What is an above-the-knee leg amputation?
An above-the-knee amputation is surgery to remove your leg above the knee. Your doctor removes the leg and keeps as much healthy skin, blood vessel, and nerve tissue as possible.
Having your leg removed is traumatic. You have to learn to live with new limitations. This can be hard and frustrating. You may feel depressed. Or you may grieve for your previous lifestyle. Talking with your family, friends, and health professionals about how you feel may help. You may also find it helps to talk with a person who has had an amputation.
Even though losing a limb is a challenge, it does not change who you are. It doesn't prevent you from enjoying life. You will have to learn new ways to do things. But you will still be able to work and take part in sports and activities. And you can still learn, love, play, and live life to its fullest.
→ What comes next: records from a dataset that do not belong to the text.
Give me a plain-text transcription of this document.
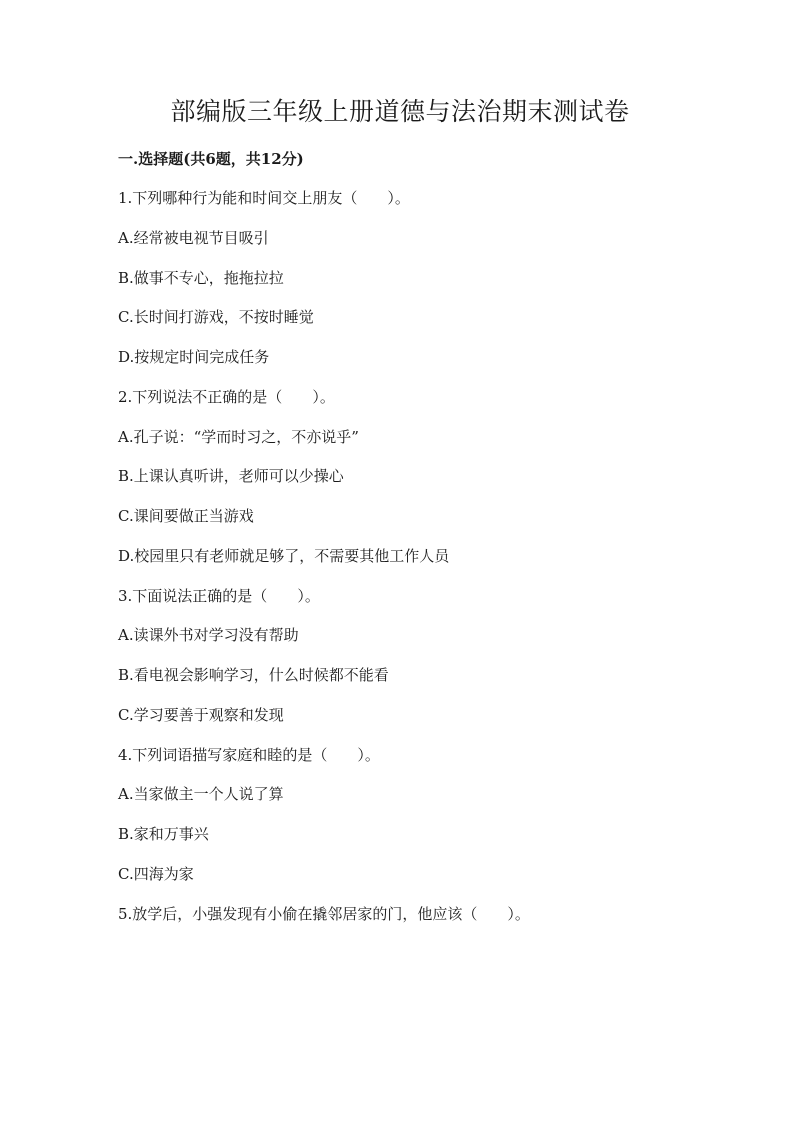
部编版三年级上册道德与法治期末测试卷

一.选择题(共6题，共12分)

1.下列哪种行为能和时间交上朋友（　　）。

A.经常被电视节目吸引

B.做事不专心，拖拖拉拉

C.长时间打游戏，不按时睡觉

D.按规定时间完成任务

2.下列说法不正确的是（　　）。

A.孔子说：“学而时习之，不亦说乎”

B.上课认真听讲，老师可以少操心

C.课间要做正当游戏

D.校园里只有老师就足够了，不需要其他工作人员

3.下面说法正确的是（　　）。

A.读课外书对学习没有帮助

B.看电视会影响学习，什么时候都不能看

C.学习要善于观察和发现

4.下列词语描写家庭和睦的是（　　）。

A.当家做主一个人说了算

B.家和万事兴

C.四海为家

5.放学后，小强发现有小偷在撬邻居家的门，他应该（　　）。
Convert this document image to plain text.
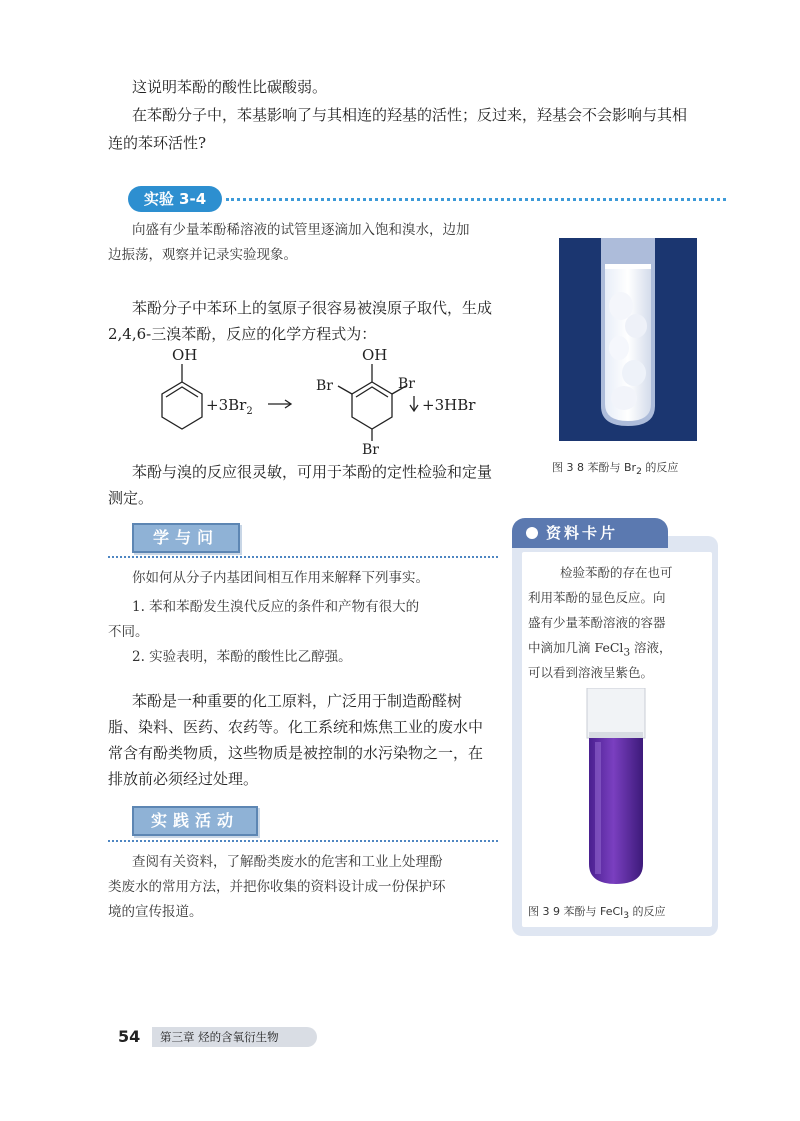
这说明苯酚的酸性比碳酸弱。

在苯酚分子中，苯基影响了与其相连的羟基的活性；反过来，羟基会不会影响与其相

连的苯环活性?

实验 3-4

向盛有少量苯酚稀溶液的试管里逐滴加入饱和溴水，边加

边振荡，观察并记录实验现象。

苯酚分子中苯环上的氢原子很容易被溴原子取代，生成

2,4,6-三溴苯酚，反应的化学方程式为：

OH
$+3Br_2$
OH
Br	Br
Br
+3HBr

苯酚与溴的反应很灵敏，可用于苯酚的定性检验和定量

测定。

图 3 8 苯酚与 $Br_2$ 的反应
学与问

你如何从分子内基团间相互作用来解释下列事实。

1. 苯和苯酚发生溴代反应的条件和产物有很大的

不同。

2. 实验表明，苯酚的酸性比乙醇强。

苯酚是一种重要的化工原料，广泛用于制造酚醛树

脂、染料、医药、农药等。化工系统和炼焦工业的废水中

常含有酚类物质，这些物质是被控制的水污染物之一，在

排放前必须经过处理。

实践活动

查阅有关资料，了解酚类废水的危害和工业上处理酚

类废水的常用方法，并把你收集的资料设计成一份保护环

境的宣传报道。

资料卡片

检验苯酚的存在也可

利用苯酚的显色反应。向

盛有少量苯酚溶液的容器

中滴加几滴 FeCl$_3$ 溶液，

可以看到溶液呈紫色。

图 3 9 苯酚与 FeCl$_3$ 的反应
54	第三章 烃的含氧衍生物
Many organizations can help you get used to your new life. For example, you can go to amputee-coalition.org for information and support.
Your doctor will tell you how much of your leg should be removed. Your doctor will leave enough healthy skin to cover the remaining part of your leg (residual limb). You may get an artificial leg. This is called a prosthesis. If you get one, your doctor will shape your residual limb for the best possible fit.
Your doctor may sew together the skin to cover the residual limb. Or your doctor may leave it open to make sure it heals as it should. In this case, the skin may be sewn together 10 to 14 days later.
After surgery, you will stay in the hospital for several days. How long you stay depends on your general health and the way your doctor does the surgery. You may spend part of your recovery in a rehabilitation (rehab) facility.
Your residual limb may heal as soon as 4 to 8 weeks after surgery. But it may take longer. You will need physical rehab. The rehab can sometimes start within 48 hours of your surgery. It may last as long as 1 year.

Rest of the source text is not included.